In the eyes of Justice Juriansz, it was necessary to draw a distinction between the discriminatory effects of legislation and discrimination in the administration of legislation. Furthermore, he noted that even if the appellants had adequately demonstrated that the provision did amount to differential treatment, the appellants had not properly established that it is based on an enumerated or analagous ground:

It seems to me that appellants identify the proposed group not by a personal characteristic, but by an activity…The proposed group is, in essence, “the poor who beg.” Professor Peter Hogg suggests that a common element of the enumerated grounds is that “[t]hey describe what a person is, rather than what a person does”…[I]n this case I do not regard the activity of begging to be an immutable or constructively immutable personal quality that can only be changed at a “great personal cost.” (para. 99).

Section 2(b)
After concluding that section 15 had not been violated, Justice Juriansz then turned to the SCC case of Montreal (City) v. 2952-1366 Quebec Inc., [2005] 3 S.C.R. 141, which sets out a test for determining whether a law infringes freedom of expression.

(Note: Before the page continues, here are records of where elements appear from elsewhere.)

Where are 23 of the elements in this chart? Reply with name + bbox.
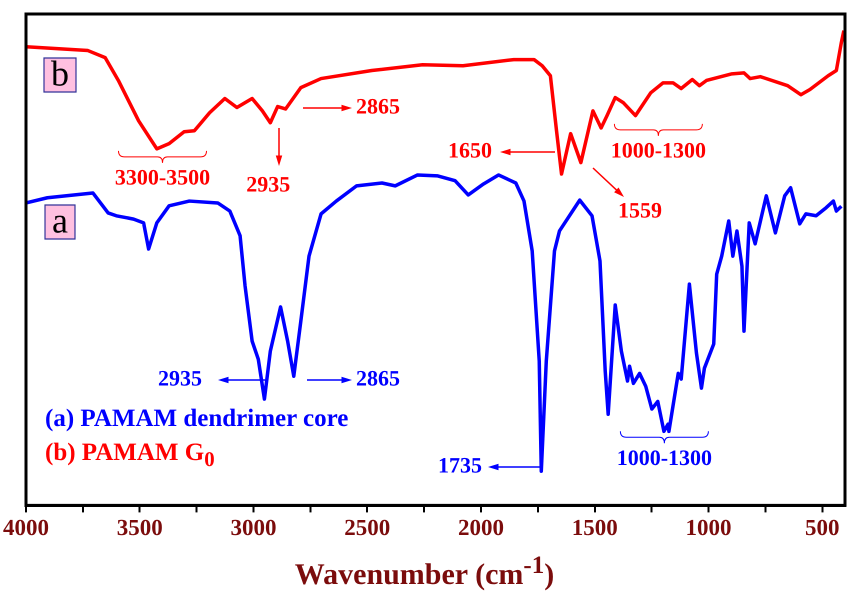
text: (b) PAMAM G$_{0}$ — [45, 438, 216, 473]
annotation: 3300-3500 — [114, 164, 210, 190]
x-axis-title: Wavenumber (cm$^{-1}$) — [294, 552, 556, 592]
annotation: b — [51, 53, 69, 94]
legend-label: (a) PAMAM dendrimer core — [45, 404, 348, 434]
annotation: 2865 — [356, 94, 400, 119]
annotation: 2935 — [158, 366, 202, 391]
x-tick-label: 1500 — [572, 515, 618, 540]
annotation: 2935 — [246, 171, 290, 196]
x-tick-label: 2500 — [344, 515, 390, 540]
annotation: a — [52, 200, 68, 240]
x-tick-label: 3500 — [116, 515, 163, 540]
x-tick-label: 1000 — [686, 515, 732, 540]
annotation: 1735 — [438, 452, 482, 478]
x-tick-label: 500 — [805, 515, 840, 540]
annotation: 1650 — [448, 138, 492, 163]
annotation: 1559 — [618, 198, 662, 223]
x-tick-label: 3000 — [230, 515, 276, 540]
annotation: 1000-1300 — [610, 138, 706, 163]
x-tick-label: 4000 — [3, 515, 49, 540]
annotation: 2865 — [356, 366, 400, 391]
annotation: 1000-1300 — [616, 444, 712, 470]
x-tick-label: 2000 — [458, 515, 504, 540]
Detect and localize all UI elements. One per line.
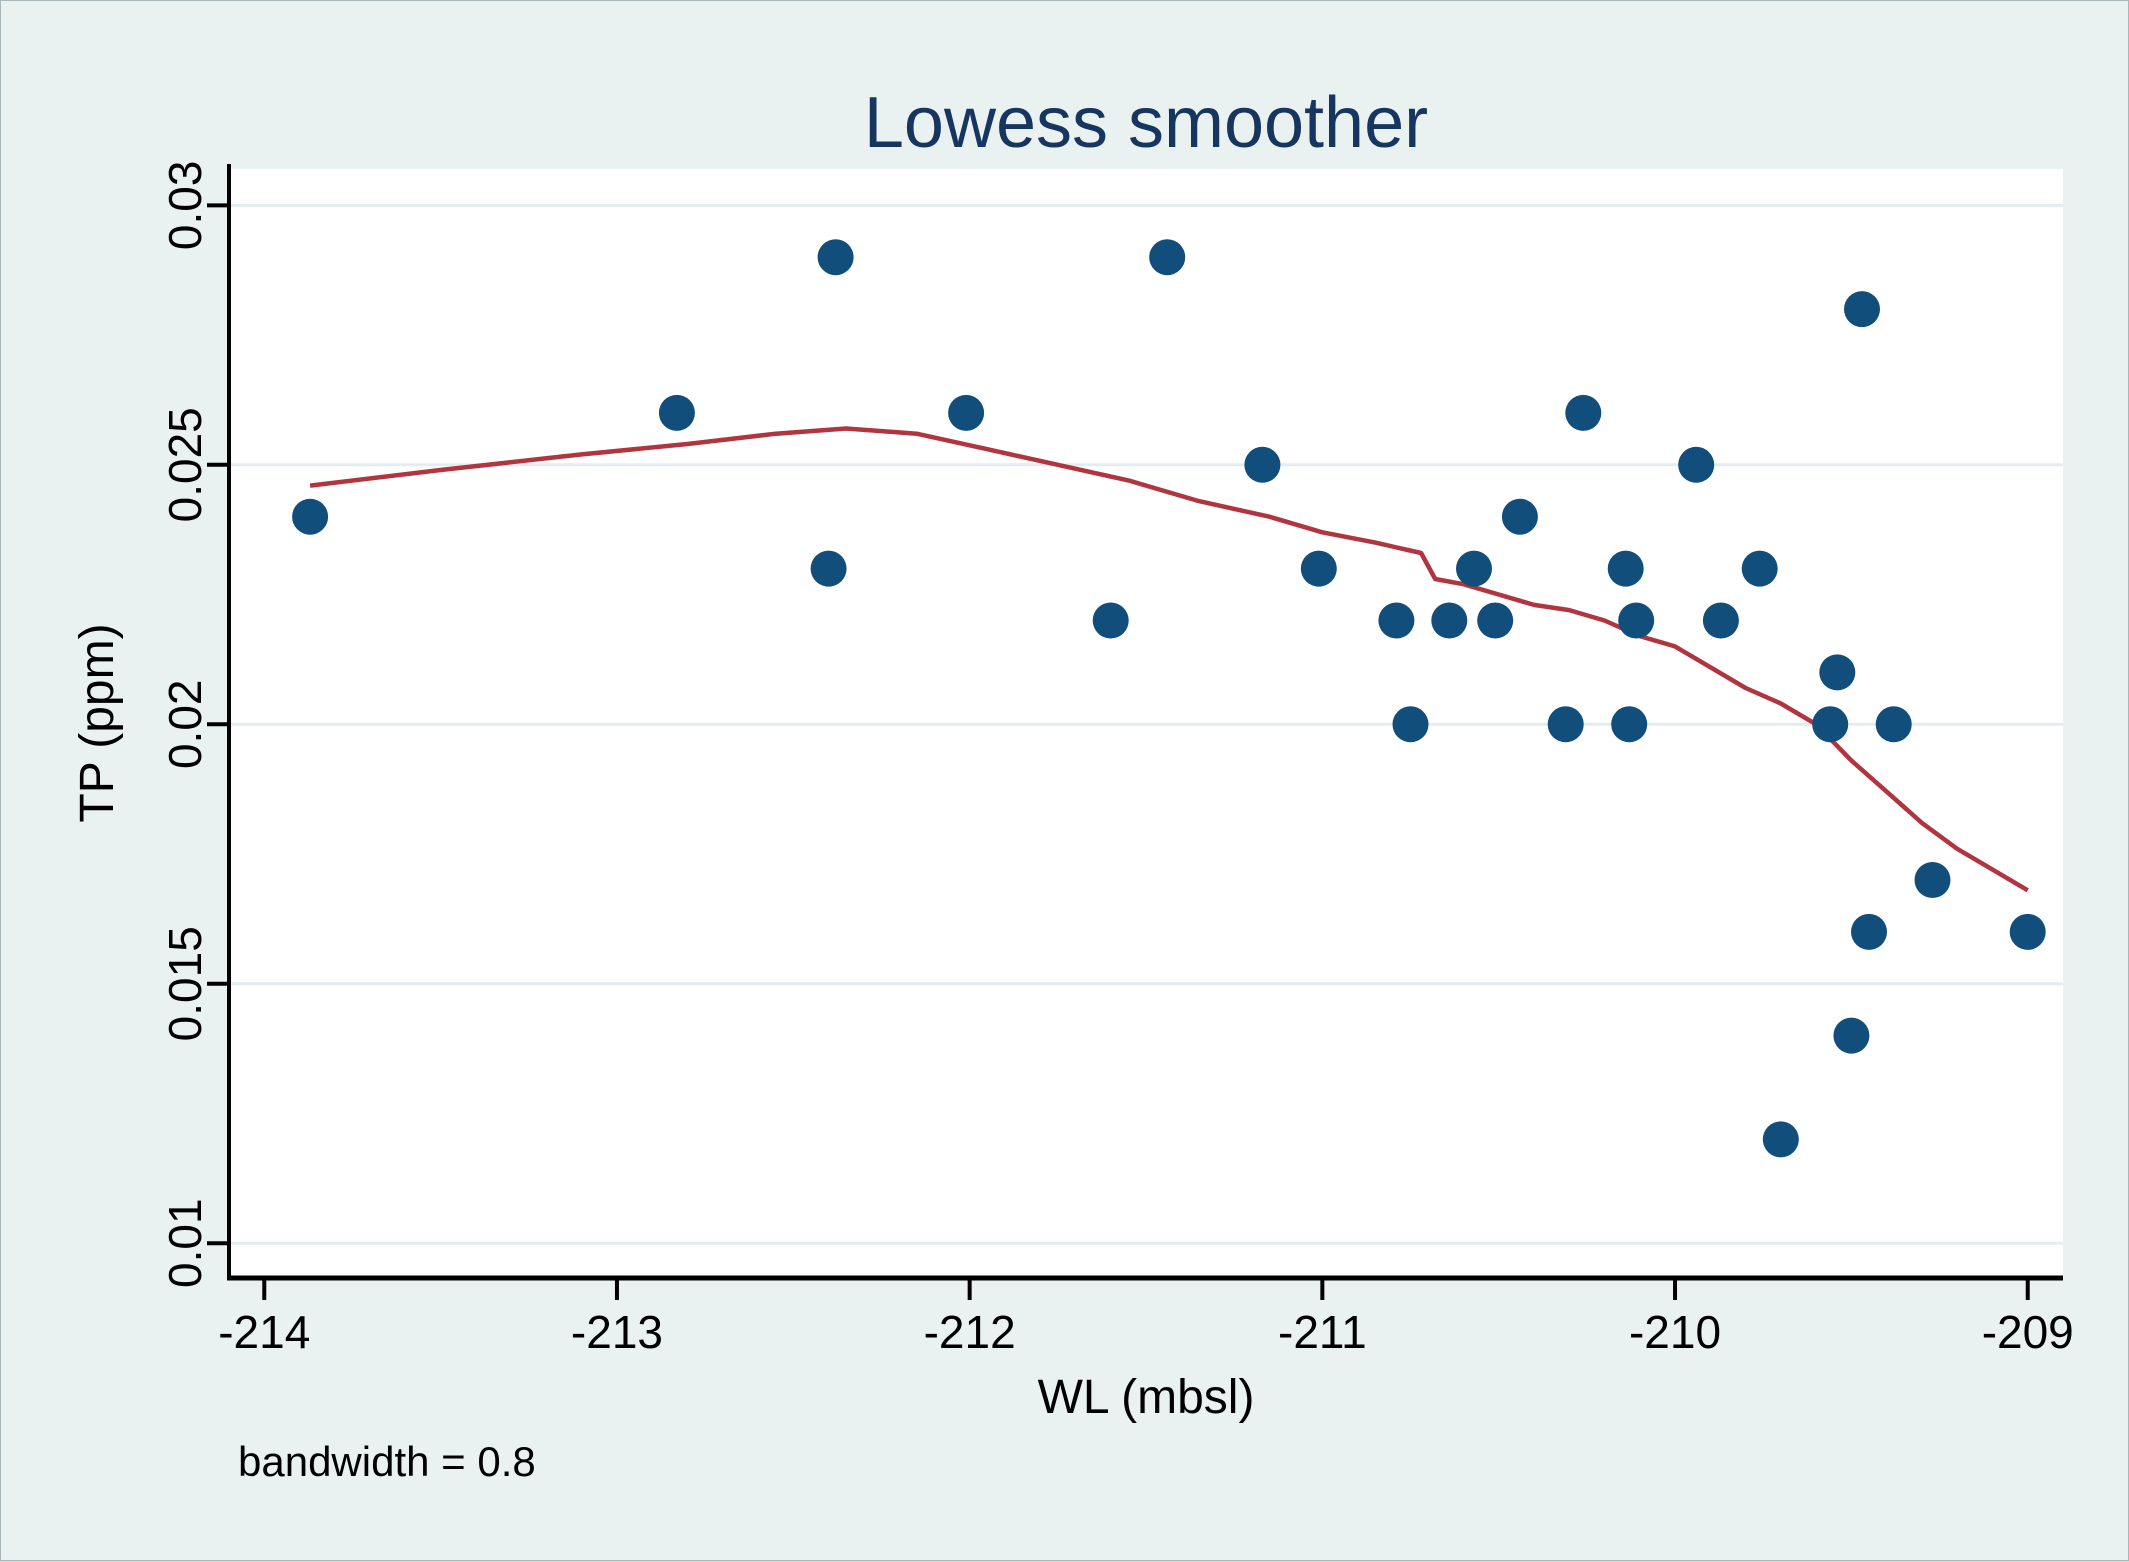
scatter-point [1431,602,1468,639]
scatter-point [1678,446,1715,483]
scatter-point [1851,913,1887,950]
scatter-point [1702,602,1739,639]
scatter-point [948,394,985,431]
x-tick-label: -209 [1982,1306,2074,1358]
tick-marks [207,203,2030,1300]
y-tick-label: 0.025 [159,407,211,522]
scatter-point [1741,550,1778,587]
scatter-point [292,498,329,535]
y-tick-label: 0.03 [159,161,211,251]
x-tick-label: -211 [1278,1306,1367,1358]
scatter-point [1092,602,1129,639]
y-tick-label: 0.02 [159,680,211,770]
axes [227,164,2063,1281]
y-axis-title: TP (ppm) [71,623,124,822]
scatter-point [2009,913,2046,950]
scatter-point [1149,239,1186,276]
scatter-point [1392,706,1429,743]
x-tick-label: -210 [1629,1306,1721,1358]
scatter-point [1477,602,1514,639]
scatter-point [1618,602,1655,639]
chart-title: Lowess smoother [864,83,1428,163]
scatter-point [810,550,847,587]
scatter-point [1300,550,1337,587]
scatter-point [658,394,695,431]
y-tick-label: 0.01 [159,1198,211,1288]
scatter-point [1607,550,1644,587]
scatter-point [1611,706,1648,743]
tick-labels: 0.01 0.015 0.02 0.025 0.03 -214 -213 -212 -211 -2… [159,161,2074,1358]
scatter-layer [292,239,2046,1158]
gridlines [229,203,2063,1245]
scatter-point [1456,550,1492,587]
scatter-point [1812,706,1849,743]
bandwidth-note: bandwidth = 0.8 [238,1438,536,1485]
x-tick-label: -212 [924,1306,1016,1358]
scatter-point [1819,654,1856,691]
scatter-point [1565,394,1602,431]
scatter-point [1501,498,1538,535]
lowess-line [309,426,2029,893]
scatter-point [1875,706,1912,743]
scatter-point [817,239,854,276]
x-axis-title: WL (mbsl) [1038,1371,1255,1424]
scatter-point [1833,1017,1870,1054]
scatter-point [1244,446,1281,483]
scatter-point [1914,862,1951,898]
x-tick-label: -214 [218,1306,310,1358]
x-tick-label: -213 [571,1306,663,1358]
scatter-point [1547,706,1584,743]
scatter-point [1762,1121,1799,1158]
y-tick-label: 0.015 [159,926,211,1041]
scatter-point [1844,291,1880,328]
scatter-point [1378,602,1415,639]
lowess-line-layer [309,426,2029,893]
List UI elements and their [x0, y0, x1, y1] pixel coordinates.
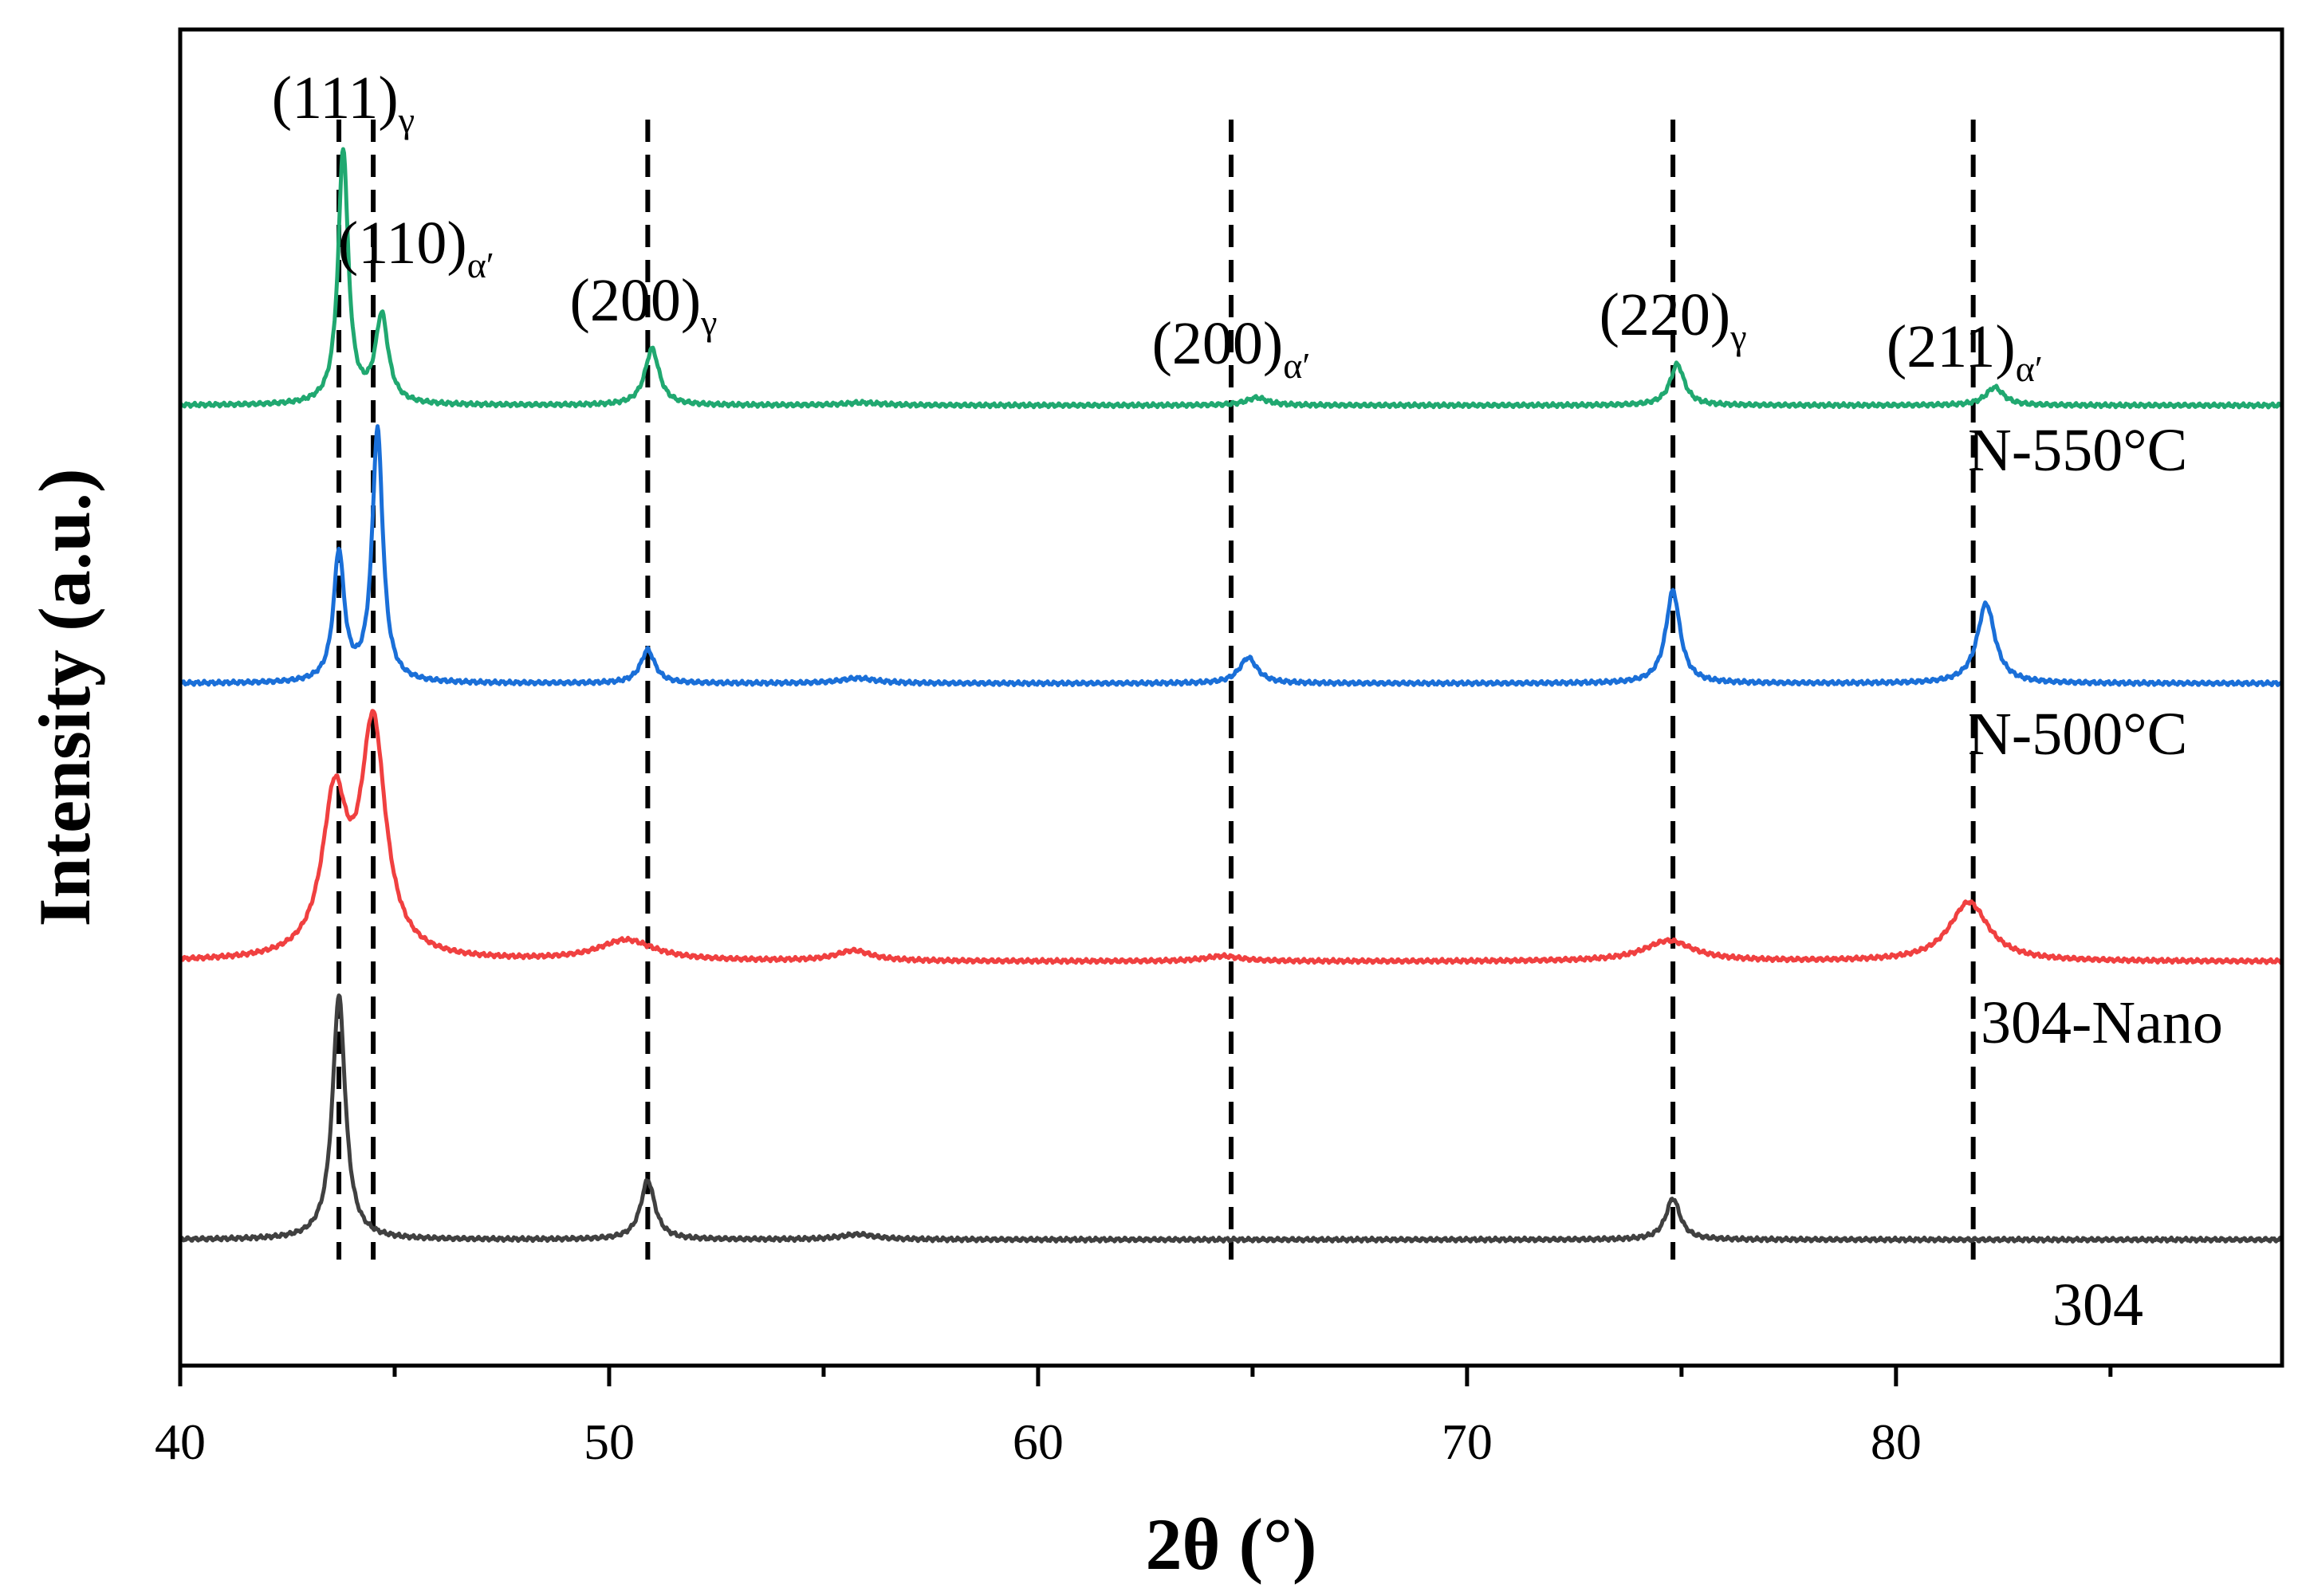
y-axis-title: Intensity (a.u.) [24, 468, 105, 926]
peak-label: (211)α′ [1887, 313, 2043, 389]
series-line-n-550-c [178, 147, 2284, 410]
peak-label: (110)α′ [338, 210, 494, 285]
series-line-304-nano [179, 709, 2284, 965]
reference-lines [336, 120, 1976, 1260]
x-tick-label: 60 [1013, 1413, 1064, 1470]
series-label: N-550°C [1968, 417, 2187, 484]
series-label: 304 [2052, 1272, 2143, 1339]
x-axis: 40 50 60 70 80 [155, 1366, 2113, 1470]
peak-annotations: (111)γ (110)α′ (200)γ (200)α′ (220)γ (211)α′ [272, 65, 2043, 389]
peak-label: (111)γ [272, 65, 415, 140]
series-group [178, 147, 2284, 1244]
series-label: N-500°C [1968, 701, 2187, 768]
series-label: 304-Nano [1981, 989, 2223, 1056]
plot-frame [178, 27, 2284, 1368]
peak-label: (200)γ [570, 267, 718, 343]
peak-label: (200)α′ [1152, 310, 1311, 386]
series-labels: 304 304-Nano N-500°C N-550°C [1968, 417, 2223, 1339]
x-tick-label: 50 [584, 1413, 635, 1470]
x-tick-label: 70 [1442, 1413, 1493, 1470]
x-tick-label: 40 [155, 1413, 206, 1470]
x-axis-title: 2θ (°) [1145, 1504, 1316, 1585]
series-line-304 [179, 993, 2284, 1244]
series-line-n-500-c [179, 424, 2284, 688]
peak-label: (220)γ [1600, 281, 1747, 357]
x-tick-label: 80 [1871, 1413, 1922, 1470]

First, Justice Juriansz recognized that both the act of begging and that of squeegeeing have expressive content that lie at the core of free speech. Second, in considering the method and location of the expression, he found that, although incompatible with the function of a traffic lane, the appellants’ expression does not seem to undermine the values that section 2(b) is intended to protect: democratic discourse, truth finding and self-fulfillment. Third, Justice Juriansz concluded that, in their effect, the impugned provisions infringe s. 2(b):

The larger statutory context of the impugned provisions, which addresses soliciting more directly, leads me to the conclusion that s. 3(2)(f) of the Act and s. 177(2) of the Highway Traffic Act were intended to control the expressive activity of soliciting while on a roadway. This conclusion does not detract from my earlier finding that their dominant aspect is the regulation…in the interests of public safety, efficient circulation, and public enjoyment of public thoroughfares. It is simply that…the legislation has the incidental purpose of restricting soliciting which is an expressive activity. (para. 126).

Because he found the provisions to infringe section 2(b) of the Charter, it was necessary for Justice Juriansz to conclude with a section 1 analysis which considers whether such infringement is ultimately justified. In his estimation, the objective of regulating pedestrians and vehicles on roadways is important enough to warrant overriding 2(b) within this context. Furthermore, prohibiting people from soliciting a vehicle while on a roadway is rationally connected to this legislative objective. Further still, because beggars are still able to express their message in alternative ways, the impugned provisions impair the appellants’ right of expression as minimally as possible. Finally, Justice Juriansz concluded that the deleterious effects do not outweigh the benefits of the limits imposed by the provisions.

Perhaps sensing what would turn out to be an ensuing flood of criticism, Justice Juriansz was sure to remind us that, although he was a man of great emotional sensitivity, his hands were tied by precedent:

While the appellants’ conditions of economic disadvantage may be deserving of sympathy, they have not established they are entitled to a response that is constitutional in nature on the facts of the case.

It will be shortly revealed whether the Supreme Court is of like mind and heart.